Would you consider this air-l conversation "published"? I once contacted someone I didn't know via email, and she said she knew I was "legit" because she found a conversation in air-l by googling my name. she found this: http://listserv.aoir.org/pipermail/air-l-aoir.org/2010-February/020645.html I didn't know our listserve was publicly archived at the time but I figured, at least she was happy with what she saw. I can't find this email below from Andrew via google however, has the archiving changed or is it just my flawed googling skills? On Tue, Jul 12, 2011 at 8:48 AM, Andrew Schrock <aschrock@usc.edu> wrote:
On Jul 11, 2011, at 3:00 PM, air-l-request@listserv.aoir.org wrote:
when is something published on the internet?
I think a distinction needs to be made between "published" (let's just call this the releasing of information via a publication of one sort or other) and merely being publicly accessible (which can happen more informally in many ways). To my mind, the difference lies in the expectations of authors and the publisher (where applicable). A few cases might help illustrate.
danah boyd's public drafts are clearly not formally published, but made accessible to encourage commentary and collaboration. I would consider most blogs to fit with this kind of aesthetic. Accessible, not necessarily spit-polished-final-state, and not published in the more formal sense. Blog posts might be the beginning of a paper that sees more formal publishing, or it might just be its final state.
Conference papers are a good example of a gray area. Papers presented at the International Communication Association (ICA) are password-protected but still available online. It's neither made "generally known" nor disseminated "to the public" and not all conference presenters want their papers publicly available. Whether this is "published" depends on the context and discipline. Although most publishers would still consider it unpublished, this isn't a universal.
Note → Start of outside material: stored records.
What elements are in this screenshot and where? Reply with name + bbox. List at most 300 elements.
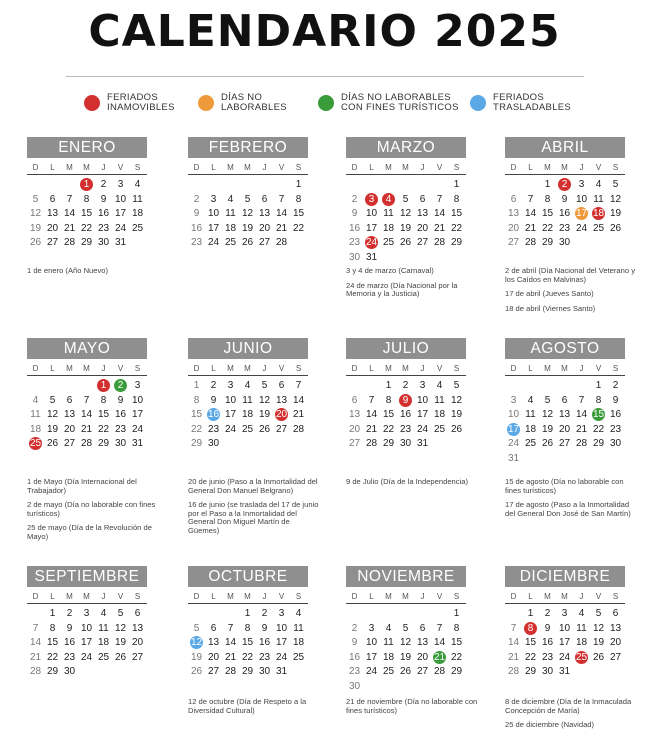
day-cell: 27: [416, 666, 429, 678]
day-cell: 16: [609, 409, 622, 421]
day-cell: 29: [592, 438, 605, 450]
day-cell: 28: [365, 438, 378, 450]
holiday-day-trasladable: 17: [505, 423, 522, 437]
day-cell: 18: [97, 637, 110, 649]
day-cell: 8: [193, 394, 200, 406]
weekday-label: M: [402, 163, 409, 172]
day-cell: 30: [63, 666, 76, 678]
day-cell: 14: [275, 208, 288, 220]
day-cell: 31: [131, 438, 144, 450]
day-cell: 26: [258, 423, 271, 435]
day-cell: 12: [46, 409, 59, 421]
day-cell: 7: [527, 193, 534, 205]
holiday-note: 15 de agosto (Día no laborable con fines turísticos): [505, 477, 624, 495]
day-cell: 26: [592, 651, 605, 663]
day-cell: 16: [190, 222, 203, 234]
day-cell: 5: [612, 179, 619, 190]
day-cell: 21: [365, 423, 378, 435]
weekday-header: [27, 363, 147, 374]
weekday-label: J: [101, 364, 106, 373]
weekday-header: [505, 591, 625, 602]
day-cell: 22: [97, 423, 110, 435]
day-cell: 7: [32, 622, 39, 634]
day-cell: 26: [450, 423, 463, 435]
weekday-label: D: [32, 163, 39, 172]
day-cell: 30: [558, 237, 571, 249]
day-cell: 25: [382, 666, 395, 678]
day-cell: 2: [544, 608, 551, 619]
weekday-header: [346, 162, 466, 173]
day-cell: 13: [258, 208, 271, 220]
day-cell: 11: [132, 193, 143, 205]
weekday-label: V: [436, 163, 443, 172]
day-cell: 5: [595, 608, 602, 619]
weekday-label: J: [420, 592, 425, 601]
day-cell: 6: [419, 622, 426, 634]
day-cell: 16: [114, 409, 127, 421]
day-cell: 15: [450, 637, 463, 649]
weekday-label: V: [278, 163, 285, 172]
weekday-label: M: [385, 163, 392, 172]
day-cell: 15: [541, 208, 554, 220]
weekday-header: [27, 162, 147, 173]
day-cell: 12: [399, 208, 412, 220]
day-cell: 21: [507, 651, 520, 663]
weekday-label: V: [595, 592, 602, 601]
day-cell: 17: [114, 208, 127, 220]
weekday-divider: [188, 603, 308, 604]
weekday-label: L: [211, 163, 216, 172]
day-cell: 16: [541, 637, 554, 649]
day-cell: 30: [609, 438, 622, 450]
weekday-label: D: [351, 592, 358, 601]
day-cell: 2: [193, 193, 200, 205]
weekday-label: J: [579, 364, 584, 373]
day-cell: 2: [210, 380, 217, 391]
day-cell: 27: [416, 237, 429, 249]
weekday-label: S: [295, 364, 302, 373]
day-cell: 27: [46, 237, 59, 249]
weekday-label: D: [510, 364, 517, 373]
day-cell: 9: [193, 208, 200, 220]
weekday-label: V: [278, 364, 285, 373]
day-cell: 26: [114, 651, 127, 663]
month-header: DICIEMBRE: [505, 566, 625, 587]
day-cell: 9: [210, 394, 217, 406]
weekday-label: J: [420, 364, 425, 373]
weekday-label: L: [369, 364, 374, 373]
day-cell: 3: [578, 179, 585, 190]
day-cell: 3: [117, 179, 124, 190]
day-cell: 1: [453, 179, 460, 190]
day-cell: 9: [351, 208, 358, 220]
weekday-divider: [346, 174, 466, 175]
day-cell: 12: [241, 208, 254, 220]
weekday-label: L: [50, 592, 55, 601]
day-cell: 7: [227, 622, 234, 634]
day-cell: 21: [524, 222, 537, 234]
day-cell: 5: [544, 394, 551, 406]
day-cell: 10: [114, 193, 127, 205]
weekday-label: V: [117, 364, 124, 373]
holiday-day-turistico: 2: [112, 379, 129, 393]
day-cell: 6: [134, 608, 141, 619]
holiday-notes: [505, 478, 640, 524]
day-cell: 24: [114, 222, 127, 234]
weekday-label: S: [453, 364, 460, 373]
day-cell: 31: [416, 438, 429, 450]
day-cell: 6: [261, 193, 268, 205]
day-cell: 14: [292, 394, 305, 406]
weekday-label: J: [101, 592, 106, 601]
day-cell: 15: [97, 409, 110, 421]
weekday-label: V: [278, 592, 285, 601]
day-cell: 8: [83, 193, 90, 205]
day-cell: 7: [278, 193, 285, 205]
month-header: JULIO: [346, 338, 466, 359]
day-cell: 13: [348, 409, 361, 421]
day-cell: 5: [244, 193, 251, 205]
holiday-note: 21 de noviembre (Día no laborable con fines turísticos): [346, 697, 478, 715]
weekday-label: M: [227, 163, 234, 172]
day-cell: 6: [278, 380, 285, 391]
day-cell: 4: [227, 193, 234, 205]
day-cell: 3: [210, 193, 217, 205]
day-cell: 15: [524, 637, 537, 649]
day-cell: 1: [193, 380, 200, 391]
legend-label: DÍAS NO LABORABLES CON FINES TURÍSTICOS: [341, 92, 459, 113]
day-cell: 12: [450, 394, 463, 406]
day-cell: 22: [46, 651, 59, 663]
day-cell: 27: [348, 438, 361, 450]
weekday-label: M: [66, 163, 73, 172]
day-cell: 20: [416, 222, 429, 234]
day-cell: 1: [49, 608, 56, 619]
day-cell: 27: [558, 438, 571, 450]
day-cell: 19: [258, 409, 271, 421]
day-cell: 25: [382, 237, 395, 249]
day-cell: 10: [365, 637, 378, 649]
day-cell: 31: [507, 453, 520, 464]
weekday-label: M: [561, 364, 568, 373]
day-cell: 7: [83, 394, 90, 406]
weekday-label: L: [528, 364, 533, 373]
day-cell: 9: [117, 394, 124, 406]
day-cell: 28: [575, 438, 588, 450]
weekday-label: M: [385, 592, 392, 601]
day-cell: 17: [131, 409, 144, 421]
day-cell: 12: [541, 409, 554, 421]
day-cell: 5: [261, 380, 268, 391]
holiday-day-inamovible: 20: [273, 408, 290, 422]
day-cell: 31: [275, 666, 288, 678]
day-cell: 29: [80, 237, 93, 249]
day-cell: 1: [453, 608, 460, 619]
day-cell: 21: [433, 222, 446, 234]
day-cell: 31: [365, 252, 378, 263]
day-cell: 17: [80, 637, 93, 649]
day-cell: 14: [507, 637, 520, 649]
month-header: MAYO: [27, 338, 147, 359]
day-cell: 24: [224, 423, 237, 435]
weekday-label: S: [134, 592, 141, 601]
weekday-label: S: [612, 364, 619, 373]
day-cell: 10: [131, 394, 144, 406]
weekday-label: L: [528, 592, 533, 601]
day-cell: 20: [46, 222, 59, 234]
day-cell: 5: [402, 622, 409, 634]
day-cell: 13: [416, 208, 429, 220]
day-cell: 5: [117, 608, 124, 619]
day-cell: 21: [224, 651, 237, 663]
day-cell: 16: [399, 409, 412, 421]
day-cell: 8: [385, 394, 392, 406]
day-cell: 11: [383, 208, 394, 220]
legend-label: FERIADOS INAMOVIBLES: [107, 92, 175, 113]
month-header: SEPTIEMBRE: [27, 566, 147, 587]
day-cell: 28: [433, 237, 446, 249]
weekday-header: [505, 363, 625, 374]
day-cell: 18: [575, 637, 588, 649]
weekday-label: L: [50, 163, 55, 172]
day-cell: 15: [450, 208, 463, 220]
day-cell: 21: [80, 423, 93, 435]
day-cell: 30: [348, 252, 361, 263]
day-cell: 9: [612, 394, 619, 406]
weekday-label: V: [595, 163, 602, 172]
day-cell: 28: [433, 666, 446, 678]
day-cell: 21: [29, 651, 42, 663]
weekday-label: M: [244, 163, 251, 172]
day-cell: 3: [134, 380, 141, 391]
day-cell: 17: [416, 409, 429, 421]
day-cell: 22: [382, 423, 395, 435]
day-cell: 22: [80, 222, 93, 234]
holiday-note: 25 de diciembre (Navidad): [505, 720, 595, 730]
day-cell: 2: [351, 193, 358, 205]
day-cell: 19: [46, 423, 59, 435]
day-cell: 26: [190, 666, 203, 678]
day-cell: 26: [46, 438, 59, 450]
day-cell: 22: [450, 222, 463, 234]
day-cell: 16: [348, 651, 361, 663]
holiday-note: 17 de agosto (Paso a la Inmortalidad del General Don José de San Martín): [505, 500, 631, 518]
weekday-label: J: [101, 163, 106, 172]
day-cell: 30: [541, 666, 554, 678]
day-cell: 28: [224, 666, 237, 678]
day-cell: 23: [348, 237, 361, 249]
weekday-label: S: [295, 592, 302, 601]
day-cell: 2: [261, 608, 268, 619]
day-cell: 19: [399, 222, 412, 234]
orange-dot-icon: [198, 95, 214, 111]
day-cell: 10: [558, 622, 571, 634]
day-cell: 5: [193, 622, 200, 634]
day-cell: 18: [292, 637, 305, 649]
day-cell: 10: [416, 394, 429, 406]
day-cell: 1: [295, 179, 302, 190]
day-cell: 19: [609, 208, 622, 220]
day-cell: 26: [29, 237, 42, 249]
weekday-label: L: [211, 364, 216, 373]
weekday-label: M: [83, 364, 90, 373]
day-cell: 22: [241, 651, 254, 663]
day-cell: 24: [207, 237, 220, 249]
day-cell: 20: [558, 423, 571, 435]
day-cell: 29: [450, 666, 463, 678]
month-header: ENERO: [27, 137, 147, 158]
weekday-label: D: [193, 163, 200, 172]
day-cell: 4: [244, 380, 251, 391]
day-cell: 30: [258, 666, 271, 678]
day-cell: 11: [434, 394, 445, 406]
day-cell: 27: [63, 438, 76, 450]
day-cell: 3: [278, 608, 285, 619]
day-cell: 31: [114, 237, 127, 249]
day-cell: 4: [595, 179, 602, 190]
weekday-label: D: [351, 364, 358, 373]
day-cell: 21: [63, 222, 76, 234]
weekday-label: M: [544, 364, 551, 373]
day-cell: 6: [561, 394, 568, 406]
day-cell: 15: [46, 637, 59, 649]
holiday-note: 3 y 4 de marzo (Carnaval): [346, 266, 434, 275]
holiday-day-no-laborable: 17: [573, 207, 590, 221]
day-cell: 29: [541, 237, 554, 249]
day-cell: 2: [66, 608, 73, 619]
day-cell: 1: [544, 179, 551, 190]
day-cell: 10: [224, 394, 237, 406]
weekday-label: S: [612, 163, 619, 172]
day-cell: 20: [131, 637, 144, 649]
day-cell: 25: [131, 222, 144, 234]
day-cell: 10: [365, 208, 378, 220]
day-cell: 28: [29, 666, 42, 678]
day-cell: 9: [544, 622, 551, 634]
legend-label: DÍAS NO LABORABLES: [221, 92, 287, 113]
day-cell: 7: [578, 394, 585, 406]
day-cell: 19: [241, 222, 254, 234]
weekday-label: J: [579, 592, 584, 601]
day-cell: 20: [258, 222, 271, 234]
day-cell: 25: [97, 651, 110, 663]
day-cell: 17: [365, 222, 378, 234]
day-cell: 17: [558, 637, 571, 649]
day-cell: 15: [80, 208, 93, 220]
holiday-note: 25 de mayo (Día de la Revolución de Mayo): [27, 523, 152, 541]
day-cell: 25: [224, 237, 237, 249]
day-cell: 14: [224, 637, 237, 649]
day-cell: 14: [80, 409, 93, 421]
holiday-day-inamovible: 24: [363, 236, 380, 250]
holiday-notes: [505, 267, 640, 319]
day-cell: 6: [66, 394, 73, 406]
day-cell: 7: [368, 394, 375, 406]
holiday-note: 8 de diciembre (Día de la Inmaculada Concepción de María): [505, 697, 632, 715]
weekday-label: M: [66, 592, 73, 601]
weekday-label: S: [453, 592, 460, 601]
weekday-divider: [346, 603, 466, 604]
weekday-label: V: [436, 364, 443, 373]
day-cell: 6: [210, 622, 217, 634]
weekday-divider: [505, 603, 625, 604]
holiday-notes: [346, 698, 481, 721]
weekday-label: S: [134, 163, 141, 172]
day-cell: 8: [100, 394, 107, 406]
holiday-day-inamovible: 2: [556, 178, 573, 192]
day-cell: 9: [261, 622, 268, 634]
holiday-day-inamovible: 18: [590, 207, 607, 221]
day-cell: 30: [348, 681, 361, 692]
day-cell: 26: [241, 237, 254, 249]
day-cell: 2: [612, 380, 619, 391]
day-cell: 5: [402, 193, 409, 205]
day-cell: 11: [225, 208, 236, 220]
red-dot-icon: [84, 95, 100, 111]
weekday-label: V: [117, 163, 124, 172]
weekday-header: [188, 162, 308, 173]
weekday-label: L: [211, 592, 216, 601]
day-cell: 18: [433, 409, 446, 421]
day-cell: 24: [575, 222, 588, 234]
holiday-note: 1 de enero (Año Nuevo): [27, 266, 109, 275]
day-cell: 19: [541, 423, 554, 435]
day-cell: 22: [592, 423, 605, 435]
weekday-label: M: [561, 163, 568, 172]
day-cell: 5: [49, 394, 56, 406]
day-cell: 15: [292, 208, 305, 220]
weekday-label: J: [262, 364, 267, 373]
day-cell: 22: [450, 651, 463, 663]
day-cell: 24: [416, 423, 429, 435]
day-cell: 28: [507, 666, 520, 678]
weekday-label: S: [295, 163, 302, 172]
day-cell: 18: [131, 208, 144, 220]
weekday-label: D: [193, 592, 200, 601]
day-cell: 27: [258, 237, 271, 249]
weekday-label: V: [117, 592, 124, 601]
weekday-label: M: [244, 364, 251, 373]
day-cell: 16: [63, 637, 76, 649]
holiday-day-trasladable: 16: [205, 408, 222, 422]
holiday-day-inamovible: 8: [522, 622, 539, 636]
day-cell: 27: [207, 666, 220, 678]
day-cell: 25: [241, 423, 254, 435]
weekday-label: D: [32, 364, 39, 373]
weekday-header: [188, 363, 308, 374]
weekday-label: D: [351, 163, 358, 172]
month-header: AGOSTO: [505, 338, 625, 359]
day-cell: 12: [29, 208, 42, 220]
day-cell: 10: [207, 208, 220, 220]
day-cell: 31: [558, 666, 571, 678]
day-cell: 18: [241, 409, 254, 421]
day-cell: 26: [399, 237, 412, 249]
day-cell: 29: [524, 666, 537, 678]
day-cell: 17: [365, 651, 378, 663]
weekday-label: D: [510, 163, 517, 172]
holiday-notes: [188, 478, 323, 542]
holiday-day-inamovible: 25: [27, 437, 44, 451]
day-cell: 3: [419, 380, 426, 391]
day-cell: 14: [365, 409, 378, 421]
day-cell: 11: [242, 394, 253, 406]
weekday-header: [346, 363, 466, 374]
day-cell: 11: [576, 622, 587, 634]
day-cell: 29: [97, 438, 110, 450]
day-cell: 24: [507, 438, 520, 450]
holiday-note: 17 de abril (Jueves Santo): [505, 289, 594, 299]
Also see: the flap about getting book contracts from dissertations & the recent piece in Chronicle of higher ed.
does publishing something on the internet make it public?
Not necessarily, IMHO. Most journal articles are published but not accessible to those without an academic hookup. When I read "public" I think of a work being easily findable and accessible. Most journals - even those with an online presence - are unfortunately not public access. First Monday - yes. Communication Research - no. It's ironic to me that most scholars, once their work has been published online, put versions up on their personal websites (or academia.edu, etc.) so that it can be more widely found and read. Even as peer-reviewed journal publications are the coin of the realm.
does making something public necessarily make it not private?
can private information be published and thus be made public?
There many, many gradients between private and public, which I think was what Michael was getting at. What is the context? The concept of privacy entails a comparison - private from whom and why - so I am pessimistic about generalizations being possible. My driver's license in my wallet might be visible every time I open it, but I would rather not have it posted on a website. I might have a conversation with a friend about a project I'm working on, and its central ideas are audible to anyone within earshot, but I might not be too keen about having myself recorded and posted online.